And the term is…“No problem!”

I have an unusual food allergy, I’m allergic to garlic and garlic has become a pervasive spice used today in almost all sauces, anything deep fried as well as most foods served at meetings. When I go to any restaurant or meeting I have to specifically ask for help to identify what I can eat that doesn’t contain garlic.

But when I ask the wait staff for help with my garlic problem the most common response I hear back is…”No problem!” Well to me it’s a big problem, and not a response that makes me feel comfortable or trust them taking serious enough my questions about what I can or can’t eat at their buffet.

Recently I asked a sales person trying to sell me a new camera if they offer support in case I have a problem or failure with any of the equipment I’m thinking of buying and instead of telling me how great their service and support are, they tell me “No problem!”

How many times have you or your support team used this phrase with your most important customers? One of my friends who runs a farm shared how they recently had their tractor break down in the middle of planting and they needed urgent service from their local equipment dealer. The service tech quickly arrived and got my friend’s tractor back up and running much faster than my friend expected. Impressed with the service he was receiving he thanked the service tech for getting him back up and running so fast, and the service tech responded by saying “No problem!”

Well, to my friend, his tractor being down at such a prime usage time was a major problem and getting up and running so fast was a real added value of doing business with that equipment dealer. But even when my friend identified this added value and thanked the service tech the service tech’s response of “No problem!” only neutralized any of the value and good will that dealer was receiving from such a successful repair.

How often are you and your support team neutralizing any value differential or customer satisfaction with your responses?

Look how much damage responses like “No problem” generates within a buyer.

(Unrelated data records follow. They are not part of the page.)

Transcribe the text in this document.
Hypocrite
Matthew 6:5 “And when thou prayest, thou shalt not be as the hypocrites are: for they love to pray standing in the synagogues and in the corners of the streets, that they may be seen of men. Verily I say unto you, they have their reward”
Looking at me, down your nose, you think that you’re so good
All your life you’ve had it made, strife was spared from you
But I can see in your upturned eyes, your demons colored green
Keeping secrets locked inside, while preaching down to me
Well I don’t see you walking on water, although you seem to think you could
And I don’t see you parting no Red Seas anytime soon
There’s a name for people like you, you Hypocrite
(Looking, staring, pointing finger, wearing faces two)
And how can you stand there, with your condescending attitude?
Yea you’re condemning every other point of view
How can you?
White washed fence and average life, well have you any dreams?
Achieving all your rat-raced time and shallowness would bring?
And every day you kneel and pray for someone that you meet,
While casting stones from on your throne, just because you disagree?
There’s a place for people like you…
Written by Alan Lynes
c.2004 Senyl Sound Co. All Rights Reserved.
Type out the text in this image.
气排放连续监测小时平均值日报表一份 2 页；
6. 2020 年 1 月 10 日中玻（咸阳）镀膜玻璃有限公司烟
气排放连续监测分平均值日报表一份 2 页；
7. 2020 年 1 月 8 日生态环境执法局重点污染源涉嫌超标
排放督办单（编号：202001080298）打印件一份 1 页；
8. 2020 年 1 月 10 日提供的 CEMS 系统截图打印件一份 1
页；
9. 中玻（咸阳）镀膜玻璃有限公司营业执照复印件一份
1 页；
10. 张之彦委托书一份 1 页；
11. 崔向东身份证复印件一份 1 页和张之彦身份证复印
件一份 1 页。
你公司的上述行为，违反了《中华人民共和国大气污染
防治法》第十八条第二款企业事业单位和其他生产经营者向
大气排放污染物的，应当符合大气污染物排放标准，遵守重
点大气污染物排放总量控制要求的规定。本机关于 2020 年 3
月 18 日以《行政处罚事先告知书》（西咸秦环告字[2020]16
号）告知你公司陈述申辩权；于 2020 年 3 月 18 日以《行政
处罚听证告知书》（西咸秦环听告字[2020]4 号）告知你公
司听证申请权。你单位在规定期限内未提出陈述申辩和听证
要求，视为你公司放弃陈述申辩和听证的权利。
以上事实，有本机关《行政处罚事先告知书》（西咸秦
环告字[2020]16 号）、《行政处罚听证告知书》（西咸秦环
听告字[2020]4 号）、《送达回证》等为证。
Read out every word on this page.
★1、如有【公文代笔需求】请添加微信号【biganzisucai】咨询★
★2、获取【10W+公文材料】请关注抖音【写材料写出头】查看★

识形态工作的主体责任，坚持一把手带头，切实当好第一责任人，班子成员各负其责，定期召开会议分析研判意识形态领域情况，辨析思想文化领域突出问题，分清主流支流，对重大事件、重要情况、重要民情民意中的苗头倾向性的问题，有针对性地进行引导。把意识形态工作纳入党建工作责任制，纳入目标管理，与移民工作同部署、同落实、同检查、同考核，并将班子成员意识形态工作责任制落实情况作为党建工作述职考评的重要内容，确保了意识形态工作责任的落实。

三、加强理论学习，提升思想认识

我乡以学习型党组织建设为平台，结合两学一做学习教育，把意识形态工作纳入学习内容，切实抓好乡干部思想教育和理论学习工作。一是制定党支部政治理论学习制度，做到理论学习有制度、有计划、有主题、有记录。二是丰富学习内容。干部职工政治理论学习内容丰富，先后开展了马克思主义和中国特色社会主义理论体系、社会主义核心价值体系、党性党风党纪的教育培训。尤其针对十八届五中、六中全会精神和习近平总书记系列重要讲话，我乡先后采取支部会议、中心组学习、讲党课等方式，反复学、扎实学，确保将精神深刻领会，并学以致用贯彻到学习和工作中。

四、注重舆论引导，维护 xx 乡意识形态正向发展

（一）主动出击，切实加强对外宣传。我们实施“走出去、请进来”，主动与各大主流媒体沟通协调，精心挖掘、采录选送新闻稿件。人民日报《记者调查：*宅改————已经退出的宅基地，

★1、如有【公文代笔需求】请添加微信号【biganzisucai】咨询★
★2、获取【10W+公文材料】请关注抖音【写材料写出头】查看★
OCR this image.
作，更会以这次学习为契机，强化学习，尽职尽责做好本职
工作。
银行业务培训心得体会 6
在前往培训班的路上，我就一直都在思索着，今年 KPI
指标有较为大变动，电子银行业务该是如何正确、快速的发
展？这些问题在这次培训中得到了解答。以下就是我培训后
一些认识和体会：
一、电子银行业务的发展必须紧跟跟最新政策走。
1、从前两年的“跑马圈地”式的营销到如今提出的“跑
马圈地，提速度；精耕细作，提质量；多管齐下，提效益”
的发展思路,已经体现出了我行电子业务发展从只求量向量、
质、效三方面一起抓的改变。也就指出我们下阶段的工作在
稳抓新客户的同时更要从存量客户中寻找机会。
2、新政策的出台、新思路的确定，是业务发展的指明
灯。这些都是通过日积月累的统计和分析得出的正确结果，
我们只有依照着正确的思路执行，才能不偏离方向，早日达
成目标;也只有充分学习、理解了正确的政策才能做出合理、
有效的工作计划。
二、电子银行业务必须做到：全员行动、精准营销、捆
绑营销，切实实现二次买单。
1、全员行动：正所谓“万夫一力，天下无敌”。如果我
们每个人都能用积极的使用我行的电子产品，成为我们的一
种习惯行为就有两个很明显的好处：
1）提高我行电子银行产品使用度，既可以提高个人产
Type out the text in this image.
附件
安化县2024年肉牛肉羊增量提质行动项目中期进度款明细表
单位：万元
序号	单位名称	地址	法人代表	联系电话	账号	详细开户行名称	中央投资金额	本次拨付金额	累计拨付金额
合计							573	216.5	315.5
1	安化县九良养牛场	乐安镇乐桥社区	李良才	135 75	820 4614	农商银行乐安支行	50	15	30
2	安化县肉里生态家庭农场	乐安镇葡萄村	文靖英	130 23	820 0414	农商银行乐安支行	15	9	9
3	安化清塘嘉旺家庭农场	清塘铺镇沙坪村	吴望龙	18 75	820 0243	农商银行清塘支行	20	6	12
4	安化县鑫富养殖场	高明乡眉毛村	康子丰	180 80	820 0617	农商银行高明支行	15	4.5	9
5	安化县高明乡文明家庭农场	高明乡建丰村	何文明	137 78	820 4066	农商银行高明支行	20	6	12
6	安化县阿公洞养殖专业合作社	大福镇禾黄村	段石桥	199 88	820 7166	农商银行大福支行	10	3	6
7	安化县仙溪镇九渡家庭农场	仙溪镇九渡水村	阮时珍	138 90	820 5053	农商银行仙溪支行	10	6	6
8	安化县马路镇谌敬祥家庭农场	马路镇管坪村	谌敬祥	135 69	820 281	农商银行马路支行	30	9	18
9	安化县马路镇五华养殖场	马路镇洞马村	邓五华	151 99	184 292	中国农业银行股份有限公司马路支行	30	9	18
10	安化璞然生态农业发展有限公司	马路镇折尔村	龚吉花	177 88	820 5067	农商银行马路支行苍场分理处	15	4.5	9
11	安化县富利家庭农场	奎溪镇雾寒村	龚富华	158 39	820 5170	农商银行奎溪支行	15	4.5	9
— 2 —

What did it cost that equipment dealer to get my friend’s tractor up and running faster than he expected? I bet it was because that dealer invested in a fleet of in-field service trucks and trained technicians. They also carried more spare parts inventory and did more training of their service team than their competitors. And I bet the reason they invested in all this extra service and support was so they could increase their competitive advantage within their markets allowing them to charge a higher price and still win the majority of the business.

But after this dealer made all of these investments to increase their value and uniqueness…it all got discarded by the service tech responding to a thank you for a great job with “No problem!”

And this is not just a local problem with us here in the United States, or even North America. I recently had the opportunity to visit Helsinki Finland, Paris France and London England, and heard the response several times of “No problem” in all three cities.

So…is this “No problem!” problem a problem with your sales and support teams?

Some suggestions…

The first idea or suggestion is to make your entire team aware of how damaging responding with “No problem!” is to your business, your brand, and your value and uniqueness in your markets. Every time someone now tells me “No problem!” I immediately respond with, “You mean there’s no value.”

The second suggestion is to get your management team to commit to stopping this negative selling language within your company. Just making your people aware of the damage this type of “No problem” response generates is not enough. Stopping this language within your company team will require you to break people’s habits, and that takes both time and the attention of all your managers to listen for and coach your people into giving more positive selling responses instead.

So what’s a good response to give a customer instead of saying “No problem?” Well, just about anything said will likely be more positive. But if a customer thanks you for your fast service times, like my farmer friend told his tractor service tech, the simplest response could have just been saying “Thank you!” A more persuasive and proactive response might be to say “Thanks for noticing how fast we work, we think it’s one of the reasons our customer’s keep using our service and buying from us.”

The reality of customers is they tend to evaluate all vendors based on the mistakes or weakest things we have (or haven’t) done for them lately, not based on the strongest or best things we’ve done. An important part of success in selling today is to minimize, repair or improve the weaknesses that exist within your company and customer support efforts so your true value and competitive strengths can be seen and understood.

The reality of driving any change within an organization is that it takes time, attention, and repetitive feedback and coaching in a positive environment to actually make long-term changes to the selling habits of your team.

The goal is to coach all members of your team; your managers, drivers, administrative people, ordering or parts counter staff, service techs and all sales people, to respond to any opportunity by saying something positive that’ll affirm and reinforce your uniqueness and brand. Remember that branding is predictability. The more consistent your responses to a customer then the more consistency and predictability they’ll hopefully see in your products or services and buying from you.

After all, we know you’re good…now the question is….are you and all the members of your sales and support teams good enough, and persuasive enough to not respond to a customer by saying “No problem!”? Instead use that opportunity to increase your value, your uniqueness, and your brand in the eyes of your customers and prospects.